While I’ve found Windows 11 pleasant overall, I’ll be interested to see how mainstream users react to all of the changes. Some members of Engadget’s staff initially found the new design to be ugly (some warmed up to it later), and at least one was grateful I explained how to move the taskbar back to the left. It’s tough for Microsoft to make any major changes to Windows without having users throw a fit. (Remember everything that happened around Windows 8?) So I expect the initial reaction isn’t going to be welcoming. Let’s just say I’m glad I’m no longer in IT support for this transition.
So, who needs Windows 11?
To paraphrase Thanos, Windows 11 is inevitable. It’s going to start rolling out to eligible Windows 10 users today, and it will ship with new PCs this Fall. Aside from re-learning the taskbar and Start menu functionality, there’s not much of a reason to avoid it. The new Secure Boot requirements will make it a safer OS overall; gamers will eventually get faster loading times; and everyone can appreciate the clean new aesthetic.
It’s a step forward, even if it isn’t as momentous as Windows 10. It’s also hard to ignore the story behind the new OS, which makes Windows 11 feel more like a way for Microsoft to save face after an embarrassing failure. In the fall of 2019, the company announced Windows 10X, an OS variant meant for dual-screened PCs. Those devices, like the intriguing Surface Neo, failed to arrive. (It’s unclear if the complex new hardware was the roadblock, or if PC makers were waiting for Windows 10X to be completed.)
Microsoft announced last year that it was shifting the focus of 10X to single-screened devices, and it put the final nail in the coffin this May, when it said that Windows 10X development had stopped. A few weeks later, we got word that Microsoft was gearing up to reveal the next version of Windows, and shortly after that the Windows 11 leak occurred.

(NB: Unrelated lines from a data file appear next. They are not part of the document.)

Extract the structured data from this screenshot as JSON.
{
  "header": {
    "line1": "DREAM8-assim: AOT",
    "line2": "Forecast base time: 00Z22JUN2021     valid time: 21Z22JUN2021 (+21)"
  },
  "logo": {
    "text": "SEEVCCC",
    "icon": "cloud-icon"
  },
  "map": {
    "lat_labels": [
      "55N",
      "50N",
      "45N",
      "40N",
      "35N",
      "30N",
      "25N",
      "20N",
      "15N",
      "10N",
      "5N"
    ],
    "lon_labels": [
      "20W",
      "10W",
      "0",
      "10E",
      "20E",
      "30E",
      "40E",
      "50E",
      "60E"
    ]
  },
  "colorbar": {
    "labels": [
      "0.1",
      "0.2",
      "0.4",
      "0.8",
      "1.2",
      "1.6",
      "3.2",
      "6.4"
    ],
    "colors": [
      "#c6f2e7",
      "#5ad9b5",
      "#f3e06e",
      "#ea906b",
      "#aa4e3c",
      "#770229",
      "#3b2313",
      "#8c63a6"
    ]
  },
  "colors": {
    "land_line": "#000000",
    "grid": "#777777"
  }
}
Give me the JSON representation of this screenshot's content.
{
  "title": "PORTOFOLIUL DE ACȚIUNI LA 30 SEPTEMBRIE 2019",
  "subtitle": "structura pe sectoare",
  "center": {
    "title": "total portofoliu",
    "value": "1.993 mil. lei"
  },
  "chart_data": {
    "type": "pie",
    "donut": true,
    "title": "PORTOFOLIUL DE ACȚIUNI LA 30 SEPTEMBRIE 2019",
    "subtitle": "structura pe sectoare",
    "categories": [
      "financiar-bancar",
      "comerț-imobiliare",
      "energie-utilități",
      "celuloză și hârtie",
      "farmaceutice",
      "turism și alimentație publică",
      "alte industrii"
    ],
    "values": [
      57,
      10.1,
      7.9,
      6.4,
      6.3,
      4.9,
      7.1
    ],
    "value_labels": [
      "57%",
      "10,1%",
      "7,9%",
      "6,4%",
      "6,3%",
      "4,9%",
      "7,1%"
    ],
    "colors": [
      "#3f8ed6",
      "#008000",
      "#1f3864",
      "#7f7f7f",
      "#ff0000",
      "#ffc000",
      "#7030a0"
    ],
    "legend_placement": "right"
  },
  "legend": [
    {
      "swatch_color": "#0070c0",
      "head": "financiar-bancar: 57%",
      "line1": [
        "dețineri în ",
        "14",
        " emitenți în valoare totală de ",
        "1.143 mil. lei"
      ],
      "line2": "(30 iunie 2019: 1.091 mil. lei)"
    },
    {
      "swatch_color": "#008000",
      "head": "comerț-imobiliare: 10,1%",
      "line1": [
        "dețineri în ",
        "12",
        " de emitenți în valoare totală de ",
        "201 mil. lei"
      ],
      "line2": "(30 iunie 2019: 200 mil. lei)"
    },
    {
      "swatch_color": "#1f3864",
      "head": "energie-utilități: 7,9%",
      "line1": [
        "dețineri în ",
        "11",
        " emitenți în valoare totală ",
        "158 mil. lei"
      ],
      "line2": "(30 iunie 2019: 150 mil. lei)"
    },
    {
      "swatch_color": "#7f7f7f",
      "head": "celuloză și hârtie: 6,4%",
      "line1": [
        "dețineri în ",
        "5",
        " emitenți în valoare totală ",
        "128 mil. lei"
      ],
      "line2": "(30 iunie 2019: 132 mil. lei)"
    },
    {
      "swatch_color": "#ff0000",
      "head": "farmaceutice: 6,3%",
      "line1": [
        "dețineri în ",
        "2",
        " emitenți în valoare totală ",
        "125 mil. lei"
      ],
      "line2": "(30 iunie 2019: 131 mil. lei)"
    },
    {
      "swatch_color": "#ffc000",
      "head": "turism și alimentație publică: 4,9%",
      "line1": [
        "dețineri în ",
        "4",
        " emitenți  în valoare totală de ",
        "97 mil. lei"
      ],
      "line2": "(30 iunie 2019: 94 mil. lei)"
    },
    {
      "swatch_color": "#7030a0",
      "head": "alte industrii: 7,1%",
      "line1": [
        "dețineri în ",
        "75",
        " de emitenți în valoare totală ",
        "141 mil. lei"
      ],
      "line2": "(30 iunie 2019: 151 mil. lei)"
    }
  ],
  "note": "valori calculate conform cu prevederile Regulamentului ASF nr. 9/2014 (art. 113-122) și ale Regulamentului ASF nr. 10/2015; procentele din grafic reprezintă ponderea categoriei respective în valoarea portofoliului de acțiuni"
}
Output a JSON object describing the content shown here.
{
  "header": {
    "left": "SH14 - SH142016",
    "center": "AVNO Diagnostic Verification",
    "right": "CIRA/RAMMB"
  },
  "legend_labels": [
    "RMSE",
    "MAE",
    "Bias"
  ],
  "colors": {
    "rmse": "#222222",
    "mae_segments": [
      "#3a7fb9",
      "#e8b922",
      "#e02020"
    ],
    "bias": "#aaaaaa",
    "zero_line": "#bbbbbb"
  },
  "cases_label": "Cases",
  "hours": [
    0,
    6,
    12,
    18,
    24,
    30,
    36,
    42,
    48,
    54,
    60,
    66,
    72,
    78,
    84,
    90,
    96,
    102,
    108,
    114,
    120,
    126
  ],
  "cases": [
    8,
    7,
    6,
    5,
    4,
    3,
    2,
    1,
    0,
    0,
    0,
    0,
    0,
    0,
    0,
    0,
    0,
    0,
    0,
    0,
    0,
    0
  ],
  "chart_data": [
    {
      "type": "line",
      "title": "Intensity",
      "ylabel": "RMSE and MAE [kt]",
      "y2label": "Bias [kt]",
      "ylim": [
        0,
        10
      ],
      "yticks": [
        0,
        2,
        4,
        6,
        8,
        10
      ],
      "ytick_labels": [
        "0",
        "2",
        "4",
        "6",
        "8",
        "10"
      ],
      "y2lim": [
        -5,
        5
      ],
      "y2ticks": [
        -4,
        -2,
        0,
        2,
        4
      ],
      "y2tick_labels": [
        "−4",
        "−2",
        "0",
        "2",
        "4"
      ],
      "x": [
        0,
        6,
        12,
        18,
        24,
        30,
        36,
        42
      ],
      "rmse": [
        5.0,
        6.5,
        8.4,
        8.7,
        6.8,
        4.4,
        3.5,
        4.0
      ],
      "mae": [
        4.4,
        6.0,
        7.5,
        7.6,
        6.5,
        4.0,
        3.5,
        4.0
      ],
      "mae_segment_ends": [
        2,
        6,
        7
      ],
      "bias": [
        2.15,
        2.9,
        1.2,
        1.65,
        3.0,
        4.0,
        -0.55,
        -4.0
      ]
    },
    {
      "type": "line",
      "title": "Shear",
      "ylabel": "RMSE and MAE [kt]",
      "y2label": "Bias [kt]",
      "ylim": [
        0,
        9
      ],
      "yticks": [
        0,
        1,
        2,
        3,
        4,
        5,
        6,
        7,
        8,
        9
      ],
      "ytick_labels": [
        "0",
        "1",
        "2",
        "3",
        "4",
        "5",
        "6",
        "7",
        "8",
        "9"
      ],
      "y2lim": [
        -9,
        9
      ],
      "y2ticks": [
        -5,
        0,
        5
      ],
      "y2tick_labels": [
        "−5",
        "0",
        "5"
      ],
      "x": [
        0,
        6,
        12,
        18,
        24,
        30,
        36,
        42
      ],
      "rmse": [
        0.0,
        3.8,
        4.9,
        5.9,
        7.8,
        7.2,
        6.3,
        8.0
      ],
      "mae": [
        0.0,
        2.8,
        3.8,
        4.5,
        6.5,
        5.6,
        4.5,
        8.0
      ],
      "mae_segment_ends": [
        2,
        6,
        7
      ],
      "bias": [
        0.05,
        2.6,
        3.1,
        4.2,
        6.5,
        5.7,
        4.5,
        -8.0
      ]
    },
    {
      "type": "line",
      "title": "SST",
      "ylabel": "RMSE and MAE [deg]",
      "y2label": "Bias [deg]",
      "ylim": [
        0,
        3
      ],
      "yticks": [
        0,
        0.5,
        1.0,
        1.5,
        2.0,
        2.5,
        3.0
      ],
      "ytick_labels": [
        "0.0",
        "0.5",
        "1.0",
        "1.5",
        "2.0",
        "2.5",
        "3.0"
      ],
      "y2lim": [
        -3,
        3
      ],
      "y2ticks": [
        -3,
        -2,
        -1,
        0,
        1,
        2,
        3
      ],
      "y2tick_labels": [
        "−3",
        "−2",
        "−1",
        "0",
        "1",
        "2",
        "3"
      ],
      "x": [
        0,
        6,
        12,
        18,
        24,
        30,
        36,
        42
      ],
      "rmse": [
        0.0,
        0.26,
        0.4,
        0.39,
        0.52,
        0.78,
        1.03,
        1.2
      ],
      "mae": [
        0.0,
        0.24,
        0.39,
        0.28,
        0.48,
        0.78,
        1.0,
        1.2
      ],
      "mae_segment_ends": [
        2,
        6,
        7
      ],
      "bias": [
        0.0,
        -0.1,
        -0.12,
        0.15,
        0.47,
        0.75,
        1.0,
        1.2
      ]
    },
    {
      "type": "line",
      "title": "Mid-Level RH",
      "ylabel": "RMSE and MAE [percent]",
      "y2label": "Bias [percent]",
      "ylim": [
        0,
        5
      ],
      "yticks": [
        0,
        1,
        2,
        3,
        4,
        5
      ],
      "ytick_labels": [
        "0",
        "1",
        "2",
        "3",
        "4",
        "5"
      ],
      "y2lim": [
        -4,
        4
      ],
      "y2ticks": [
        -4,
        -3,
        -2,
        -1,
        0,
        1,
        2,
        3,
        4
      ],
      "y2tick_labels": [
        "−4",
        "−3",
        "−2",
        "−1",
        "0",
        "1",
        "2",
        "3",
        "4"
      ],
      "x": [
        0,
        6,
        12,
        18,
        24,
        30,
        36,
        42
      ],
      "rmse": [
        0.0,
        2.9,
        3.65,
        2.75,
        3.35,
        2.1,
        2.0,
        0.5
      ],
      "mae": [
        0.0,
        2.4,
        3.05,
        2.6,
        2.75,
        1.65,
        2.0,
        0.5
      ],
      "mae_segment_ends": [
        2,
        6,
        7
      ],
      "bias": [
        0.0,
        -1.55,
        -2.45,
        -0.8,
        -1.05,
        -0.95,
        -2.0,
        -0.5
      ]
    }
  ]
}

On June 24th, with practically all of its new features spoiled, Microsoft officially revealed its new OS.
In my head, I imagine the frantic meetings around Windows 10X’s rocky development like something from The West Wing creator Aaron Sorkin. With dual-screened devices a no-show, maybe they could just repurpose that work for traditional laptops, a harried Panos Panay would say. But why even make that a separate version of Windows 10? The PC market is pretty hot right now, perhaps there’s a way to capitalize on that? And at some point, someone just said “Why not just go to 11?” A stunned silence. Applause all around.
Not to sound too cynical, but releasing a new OS is an easy way to encourage people to buy new computers. That’s particularly true now that we’re relying on our PCs more than ever, as many people are still working and doing schoolwork from home. A new version of Windows is no simple thing, and it’ll surely get more headlines and media attention than a mere Windows 10 update. (Stares directly into camera.)
Update 10/7/21: Updated DirectStorage compatibility mention to include Windows 10.